The perils of African intellectual leadership

10 Oct, 2021 - 00:10 0 Views
The perils of African intellectual leadership

The Sunday News

Intellectual communities and constituencies are born around academic disciplines, political and economic philosophies, and sometimes ideologies.

They very easily become social and political movements made out of academics, journalists, political activists and other knowledge workers that advance specific ideas and proselytise others towards defined utopia.

They grow around theorists and philosophers, titanic intellectual figures, who canonically produce concepts and generate ideas that seek to name the world, critique status quos and propose fresh insights that imagine new futures for society and the world. It is in that way that they are, or pretend to be revolutionary. Some of them point to the past where they believe some liberating futures are hidden and need to be recovered in the present for deployment in search of futures.

Others condemn the past as lost and point out the sterility and impotence of past ideas and propose new ones that they claim to be revolutionary truths that will liberate humanity. Others feed on the past and the present, combined, as archives from which futurist insights can be harvested and employed in paving new avenues and vistas towards the unknown futures that stands to be made or unmade.

Because they hold the past as a source of some creation stories that they use to look at the present in order to project some future utopia, intellectual movements or schools of thought as they are called, behave and carry themselves much like religions that define creation stories, heavens and hells.

As some kinds of religions they have their priests, prophets, teachers and disciples that religiously define and defend them.

They have messiahs too, martyrs that are crucified on the cross as social and political heretics that threaten the order of things in societies.
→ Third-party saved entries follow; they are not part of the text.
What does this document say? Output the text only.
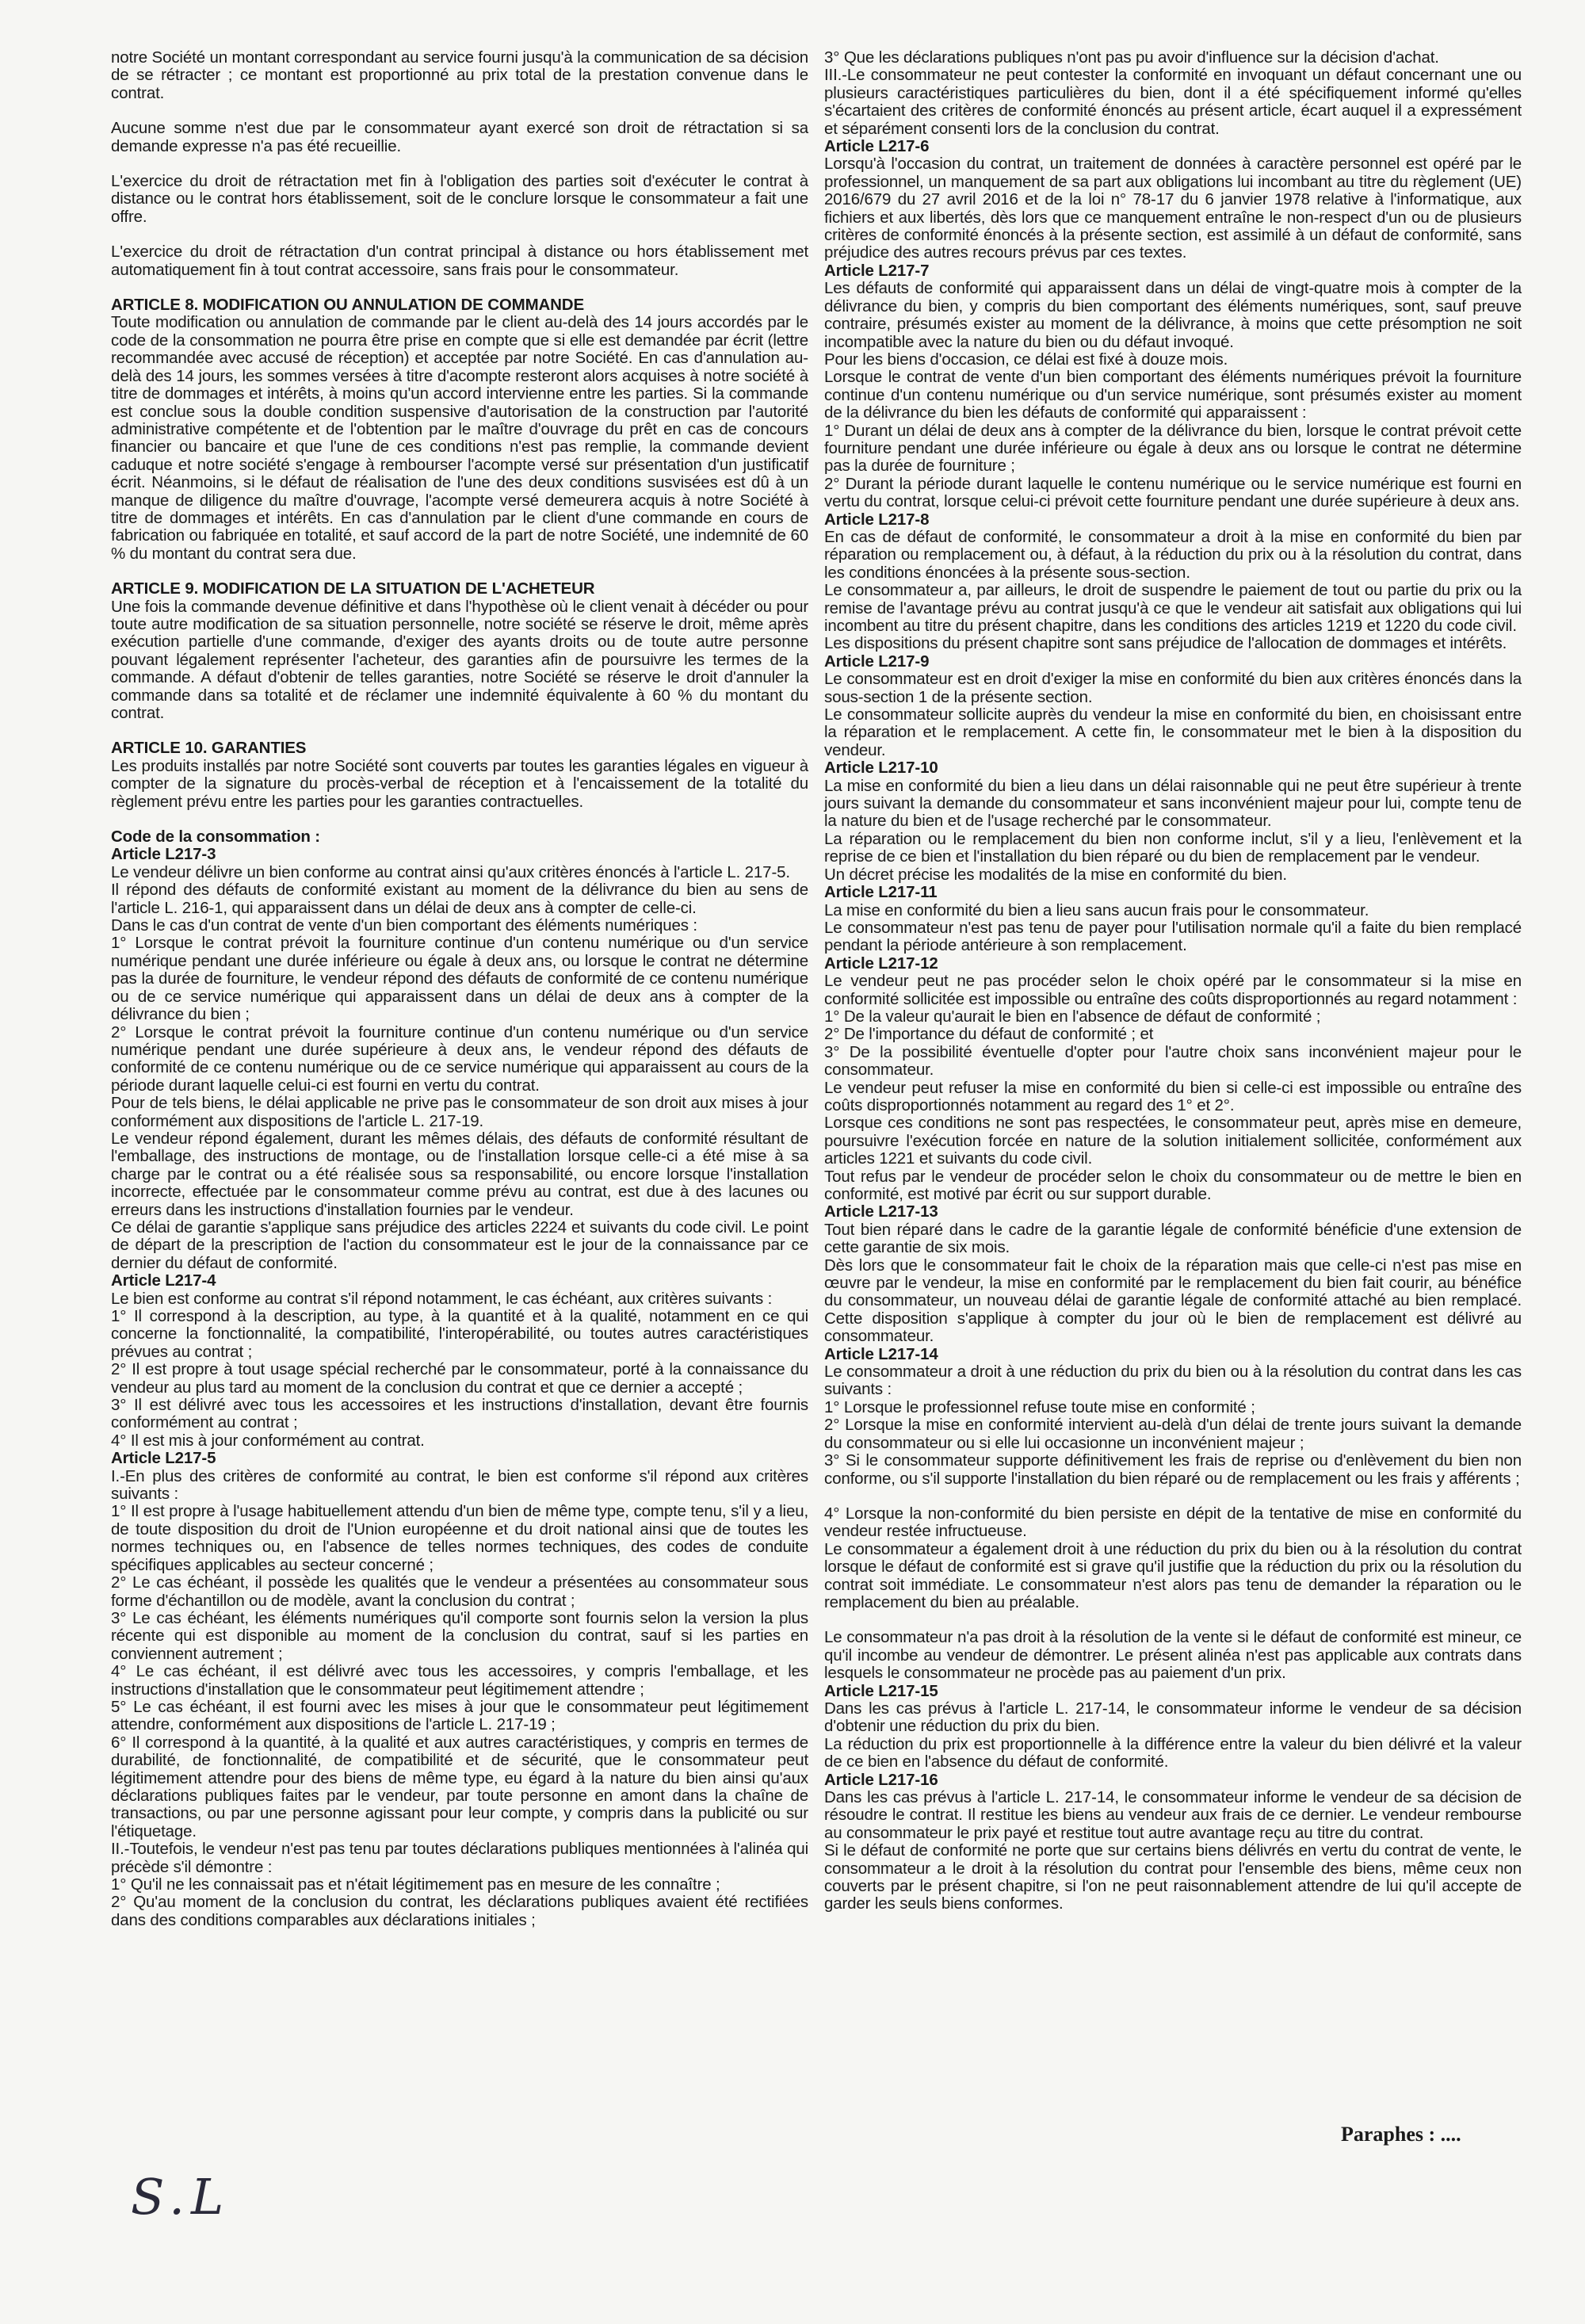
notre Société un montant correspondant au service fourni jusqu'à la communication de sa décision de se rétracter ; ce montant est proportionné au prix total de la prestation convenue dans le contrat.

Aucune somme n'est due par le consommateur ayant exercé son droit de rétractation si sa demande expresse n'a pas été recueillie.

L'exercice du droit de rétractation met fin à l'obligation des parties soit d'exécuter le contrat à distance ou le contrat hors établissement, soit de le conclure lorsque le consommateur a fait une offre.

L'exercice du droit de rétractation d'un contrat principal à distance ou hors établissement met automatiquement fin à tout contrat accessoire, sans frais pour le consommateur.

ARTICLE 8. MODIFICATION OU ANNULATION DE COMMANDE

Toute modification ou annulation de commande par le client au-delà des 14 jours accordés par le code de la consommation ne pourra être prise en compte que si elle est demandée par écrit (lettre recommandée avec accusé de réception) et acceptée par notre Société. En cas d'annulation au-delà des 14 jours, les sommes versées à titre d'acompte resteront alors acquises à notre société à titre de dommages et intérêts, à moins qu'un accord intervienne entre les parties. Si la commande est conclue sous la double condition suspensive d'autorisation de la construction par l'autorité administrative compétente et de l'obtention par le maître d'ouvrage du prêt en cas de concours financier ou bancaire et que l'une de ces conditions n'est pas remplie, la commande devient caduque et notre société s'engage à rembourser l'acompte versé sur présentation d'un justificatif écrit. Néanmoins, si le défaut de réalisation de l'une des deux conditions susvisées est dû à un manque de diligence du maître d'ouvrage, l'acompte versé demeurera acquis à notre Société à titre de dommages et intérêts. En cas d'annulation par le client d'une commande en cours de fabrication ou fabriquée en totalité, et sauf accord de la part de notre Société, une indemnité de 60 % du montant du contrat sera due.

ARTICLE 9. MODIFICATION DE LA SITUATION DE L'ACHETEUR

Une fois la commande devenue définitive et dans l'hypothèse où le client venait à décéder ou pour toute autre modification de sa situation personnelle, notre société se réserve le droit, même après exécution partielle d'une commande, d'exiger des ayants droits ou de toute autre personne pouvant légalement représenter l'acheteur, des garanties afin de poursuivre les termes de la commande. A défaut d'obtenir de telles garanties, notre Société se réserve le droit d'annuler la commande dans sa totalité et de réclamer une indemnité équivalente à 60 % du montant du contrat.

ARTICLE 10. GARANTIES

Les produits installés par notre Société sont couverts par toutes les garanties légales en vigueur à compter de la signature du procès-verbal de réception et à l'encaissement de la totalité du règlement prévu entre les parties pour les garanties contractuelles.

Code de la consommation :

Article L217-3

Le vendeur délivre un bien conforme au contrat ainsi qu'aux critères énoncés à l'article L. 217-5.

Il répond des défauts de conformité existant au moment de la délivrance du bien au sens de l'article L. 216-1, qui apparaissent dans un délai de deux ans à compter de celle-ci.

Dans le cas d'un contrat de vente d'un bien comportant des éléments numériques :

1° Lorsque le contrat prévoit la fourniture continue d'un contenu numérique ou d'un service numérique pendant une durée inférieure ou égale à deux ans, ou lorsque le contrat ne détermine pas la durée de fourniture, le vendeur répond des défauts de conformité de ce contenu numérique ou de ce service numérique qui apparaissent dans un délai de deux ans à compter de la délivrance du bien ;

2° Lorsque le contrat prévoit la fourniture continue d'un contenu numérique ou d'un service numérique pendant une durée supérieure à deux ans, le vendeur répond des défauts de conformité de ce contenu numérique ou de ce service numérique qui apparaissent au cours de la période durant laquelle celui-ci est fourni en vertu du contrat.

Pour de tels biens, le délai applicable ne prive pas le consommateur de son droit aux mises à jour conformément aux dispositions de l'article L. 217-19.

Le vendeur répond également, durant les mêmes délais, des défauts de conformité résultant de l'emballage, des instructions de montage, ou de l'installation lorsque celle-ci a été mise à sa charge par le contrat ou a été réalisée sous sa responsabilité, ou encore lorsque l'installation incorrecte, effectuée par le consommateur comme prévu au contrat, est due à des lacunes ou erreurs dans les instructions d'installation fournies par le vendeur.

Ce délai de garantie s'applique sans préjudice des articles 2224 et suivants du code civil. Le point de départ de la prescription de l'action du consommateur est le jour de la connaissance par ce dernier du défaut de conformité.

Article L217-4

Le bien est conforme au contrat s'il répond notamment, le cas échéant, aux critères suivants :

1° Il correspond à la description, au type, à la quantité et à la qualité, notamment en ce qui concerne la fonctionnalité, la compatibilité, l'interopérabilité, ou toutes autres caractéristiques prévues au contrat ;

2° Il est propre à tout usage spécial recherché par le consommateur, porté à la connaissance du vendeur au plus tard au moment de la conclusion du contrat et que ce dernier a accepté ;

3° Il est délivré avec tous les accessoires et les instructions d'installation, devant être fournis conformément au contrat ;

4° Il est mis à jour conformément au contrat.

Article L217-5

I.-En plus des critères de conformité au contrat, le bien est conforme s'il répond aux critères suivants :

1° Il est propre à l'usage habituellement attendu d'un bien de même type, compte tenu, s'il y a lieu, de toute disposition du droit de l'Union européenne et du droit national ainsi que de toutes les normes techniques ou, en l'absence de telles normes techniques, des codes de conduite spécifiques applicables au secteur concerné ;

2° Le cas échéant, il possède les qualités que le vendeur a présentées au consommateur sous forme d'échantillon ou de modèle, avant la conclusion du contrat ;

3° Le cas échéant, les éléments numériques qu'il comporte sont fournis selon la version la plus récente qui est disponible au moment de la conclusion du contrat, sauf si les parties en conviennent autrement ;

4° Le cas échéant, il est délivré avec tous les accessoires, y compris l'emballage, et les instructions d'installation que le consommateur peut légitimement attendre ;

5° Le cas échéant, il est fourni avec les mises à jour que le consommateur peut légitimement attendre, conformément aux dispositions de l'article L. 217-19 ;

6° Il correspond à la quantité, à la qualité et aux autres caractéristiques, y compris en termes de durabilité, de fonctionnalité, de compatibilité et de sécurité, que le consommateur peut légitimement attendre pour des biens de même type, eu égard à la nature du bien ainsi qu'aux déclarations publiques faites par le vendeur, par toute personne en amont dans la chaîne de transactions, ou par une personne agissant pour leur compte, y compris dans la publicité ou sur l'étiquetage.

II.-Toutefois, le vendeur n'est pas tenu par toutes déclarations publiques mentionnées à l'alinéa qui précède s'il démontre :

1° Qu'il ne les connaissait pas et n'était légitimement pas en mesure de les connaître ;

2° Qu'au moment de la conclusion du contrat, les déclarations publiques avaient été rectifiées dans des conditions comparables aux déclarations initiales ;

3° Que les déclarations publiques n'ont pas pu avoir d'influence sur la décision d'achat.

III.-Le consommateur ne peut contester la conformité en invoquant un défaut concernant une ou plusieurs caractéristiques particulières du bien, dont il a été spécifiquement informé qu'elles s'écartaient des critères de conformité énoncés au présent article, écart auquel il a expressément et séparément consenti lors de la conclusion du contrat.

Article L217-6

Lorsqu'à l'occasion du contrat, un traitement de données à caractère personnel est opéré par le professionnel, un manquement de sa part aux obligations lui incombant au titre du règlement (UE) 2016/679 du 27 avril 2016 et de la loi n° 78-17 du 6 janvier 1978 relative à l'informatique, aux fichiers et aux libertés, dès lors que ce manquement entraîne le non-respect d'un ou de plusieurs critères de conformité énoncés à la présente section, est assimilé à un défaut de conformité, sans préjudice des autres recours prévus par ces textes.

Article L217-7

Les défauts de conformité qui apparaissent dans un délai de vingt-quatre mois à compter de la délivrance du bien, y compris du bien comportant des éléments numériques, sont, sauf preuve contraire, présumés exister au moment de la délivrance, à moins que cette présomption ne soit incompatible avec la nature du bien ou du défaut invoqué.

Pour les biens d'occasion, ce délai est fixé à douze mois.

Lorsque le contrat de vente d'un bien comportant des éléments numériques prévoit la fourniture continue d'un contenu numérique ou d'un service numérique, sont présumés exister au moment de la délivrance du bien les défauts de conformité qui apparaissent :

1° Durant un délai de deux ans à compter de la délivrance du bien, lorsque le contrat prévoit cette fourniture pendant une durée inférieure ou égale à deux ans ou lorsque le contrat ne détermine pas la durée de fourniture ;

2° Durant la période durant laquelle le contenu numérique ou le service numérique est fourni en vertu du contrat, lorsque celui-ci prévoit cette fourniture pendant une durée supérieure à deux ans.

Article L217-8

En cas de défaut de conformité, le consommateur a droit à la mise en conformité du bien par réparation ou remplacement ou, à défaut, à la réduction du prix ou à la résolution du contrat, dans les conditions énoncées à la présente sous-section.

Le consommateur a, par ailleurs, le droit de suspendre le paiement de tout ou partie du prix ou la remise de l'avantage prévu au contrat jusqu'à ce que le vendeur ait satisfait aux obligations qui lui incombent au titre du présent chapitre, dans les conditions des articles 1219 et 1220 du code civil.

Les dispositions du présent chapitre sont sans préjudice de l'allocation de dommages et intérêts.

Article L217-9

Le consommateur est en droit d'exiger la mise en conformité du bien aux critères énoncés dans la sous-section 1 de la présente section.

Le consommateur sollicite auprès du vendeur la mise en conformité du bien, en choisissant entre la réparation et le remplacement. A cette fin, le consommateur met le bien à la disposition du vendeur.

Article L217-10

La mise en conformité du bien a lieu dans un délai raisonnable qui ne peut être supérieur à trente jours suivant la demande du consommateur et sans inconvénient majeur pour lui, compte tenu de la nature du bien et de l'usage recherché par le consommateur.

La réparation ou le remplacement du bien non conforme inclut, s'il y a lieu, l'enlèvement et la reprise de ce bien et l'installation du bien réparé ou du bien de remplacement par le vendeur.

Un décret précise les modalités de la mise en conformité du bien.

Article L217-11

La mise en conformité du bien a lieu sans aucun frais pour le consommateur.

Le consommateur n'est pas tenu de payer pour l'utilisation normale qu'il a faite du bien remplacé pendant la période antérieure à son remplacement.

Article L217-12

Le vendeur peut ne pas procéder selon le choix opéré par le consommateur si la mise en conformité sollicitée est impossible ou entraîne des coûts disproportionnés au regard notamment :

1° De la valeur qu'aurait le bien en l'absence de défaut de conformité ;

2° De l'importance du défaut de conformité ; et

3° De la possibilité éventuelle d'opter pour l'autre choix sans inconvénient majeur pour le consommateur.

Le vendeur peut refuser la mise en conformité du bien si celle-ci est impossible ou entraîne des coûts disproportionnés notamment au regard des 1° et 2°.

Lorsque ces conditions ne sont pas respectées, le consommateur peut, après mise en demeure, poursuivre l'exécution forcée en nature de la solution initialement sollicitée, conformément aux articles 1221 et suivants du code civil.

Tout refus par le vendeur de procéder selon le choix du consommateur ou de mettre le bien en conformité, est motivé par écrit ou sur support durable.

Article L217-13

Tout bien réparé dans le cadre de la garantie légale de conformité bénéficie d'une extension de cette garantie de six mois.

Dès lors que le consommateur fait le choix de la réparation mais que celle-ci n'est pas mise en œuvre par le vendeur, la mise en conformité par le remplacement du bien fait courir, au bénéfice du consommateur, un nouveau délai de garantie légale de conformité attaché au bien remplacé. Cette disposition s'applique à compter du jour où le bien de remplacement est délivré au consommateur.

Article L217-14

Le consommateur a droit à une réduction du prix du bien ou à la résolution du contrat dans les cas suivants :

1° Lorsque le professionnel refuse toute mise en conformité ;

2° Lorsque la mise en conformité intervient au-delà d'un délai de trente jours suivant la demande du consommateur ou si elle lui occasionne un inconvénient majeur ;

3° Si le consommateur supporte définitivement les frais de reprise ou d'enlèvement du bien non conforme, ou s'il supporte l'installation du bien réparé ou de remplacement ou les frais y afférents ;

4° Lorsque la non-conformité du bien persiste en dépit de la tentative de mise en conformité du vendeur restée infructueuse.

Le consommateur a également droit à une réduction du prix du bien ou à la résolution du contrat lorsque le défaut de conformité est si grave qu'il justifie que la réduction du prix ou la résolution du contrat soit immédiate. Le consommateur n'est alors pas tenu de demander la réparation ou le remplacement du bien au préalable.

Le consommateur n'a pas droit à la résolution de la vente si le défaut de conformité est mineur, ce qu'il incombe au vendeur de démontrer. Le présent alinéa n'est pas applicable aux contrats dans lesquels le consommateur ne procède pas au paiement d'un prix.

Article L217-15

Dans les cas prévus à l'article L. 217-14, le consommateur informe le vendeur de sa décision d'obtenir une réduction du prix du bien.

La réduction du prix est proportionnelle à la différence entre la valeur du bien délivré et la valeur de ce bien en l'absence du défaut de conformité.

Article L217-16

Dans les cas prévus à l'article L. 217-14, le consommateur informe le vendeur de sa décision de résoudre le contrat. Il restitue les biens au vendeur aux frais de ce dernier. Le vendeur rembourse au consommateur le prix payé et restitue tout autre avantage reçu au titre du contrat.

Si le défaut de conformité ne porte que sur certains biens délivrés en vertu du contrat de vente, le consommateur a le droit à la résolution du contrat pour l'ensemble des biens, même ceux non couverts par le présent chapitre, si l'on ne peut raisonnablement attendre de lui qu'il accepte de garder les seuls biens conformes.

Paraphes : ....
S.L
Marxism itself, and the Marxist political and economic movement, are a good example of the life and workings  of an influential school of thought.

It is thanks to the political and intellectual stamina of Marxism that communism as a political and economic ideology came to be a spectre that proverbially haunted the world and proposed a future socialist paradise away from the hell of capitalist politics and economics.

One can honestly observe that, alongside the Christian religion, there is no belief system that has presented a persuasive picture of an alternative world as Marxism has so far done. Marxism had, besides African nationalism and Pan-Africanism, a great influence in African liberation thinking and activism.

In reaction to conquest, colonisation, enslavement and imperialism that came to define the African condition, Africans have generated their own schools of thought and intellectual communities and constituencies that looked into the African past, present and projected some African futures. Thanks to the history of colonisation and legacy of imperialism some African schools of thought and thoughts became echoes and imitations of colonial ideas.
In the name of the Idea

The Germans, in 1923, generated the Frankfurt School that was alternatively called the Critical Theory School. The school benefited from a donation from Felix Weil, (schools of thought are funded) who wanted the group to deepen Marxism and like a religion of a kind, take it to the ends of the earth. In 1933 the Nazis banned the school which was based in the Goethe University in Frankfurt. Exiled in the United States of America the school found refuge at Columbia University and continued its work that remains with some forceful currency in the present world academy. Its key champions became such weighty names as Max Horkheimer, Theodor Adorno, Hebert Marcuse, Walter

Benjamin and Jürgen Habermas. These thinkers expanded, amplified and magnified the ideas of Karl Marx in a changing world.

Irritated by Eurocentric understandings of Africa and African history in the 1950s, Kenneth Dike founded what came to be called the Ibadan School of History.

The drive was to recover African history from Eurocentric corruption and deformation and restore it to authenticity and truth, away from racist stereotypes, myths and fictions. Figures such as Jacob Ade Ajayi became the faces of the Ibadan School of Africa history that still has champions in the academy today. From South Africa Ntongela Masilela chronicled the work of the New African Movement of black African scholars that were serious about the

“regeneration of Africa” after many decades of conquest, colonisation, enslavement and imperialism.  Pixley ka Isaka Seme, Solomon T Plaatje and RV Selope Thema became the founding voices and the faces of the New African Movement as a school of thought that, well before Thabo Mbeki, coined the idea of the “Renaissance of Africa.”  There are still scholars in the South African and African academy that advance new Africanism and African Renaissance.

The Black Consciousness Movement of the 1970s in South Africa was a generational offshoot of the New African Movement of yesteryear. Schools of thought have generations, with ancestors, fathers and mothers, children and descendants across time.

Across the generations champions come up that in the name of the idea and its practices produce some works and lead some activities.

Present day decolonists are indeed intellectual descendants of the new Africanists of yesteryear. They do not only stand on the broad shoulders of ancient intellectual giants but they also question and critique the giants, learning from their mistakes, and proposing new ideas that revise and correct the old.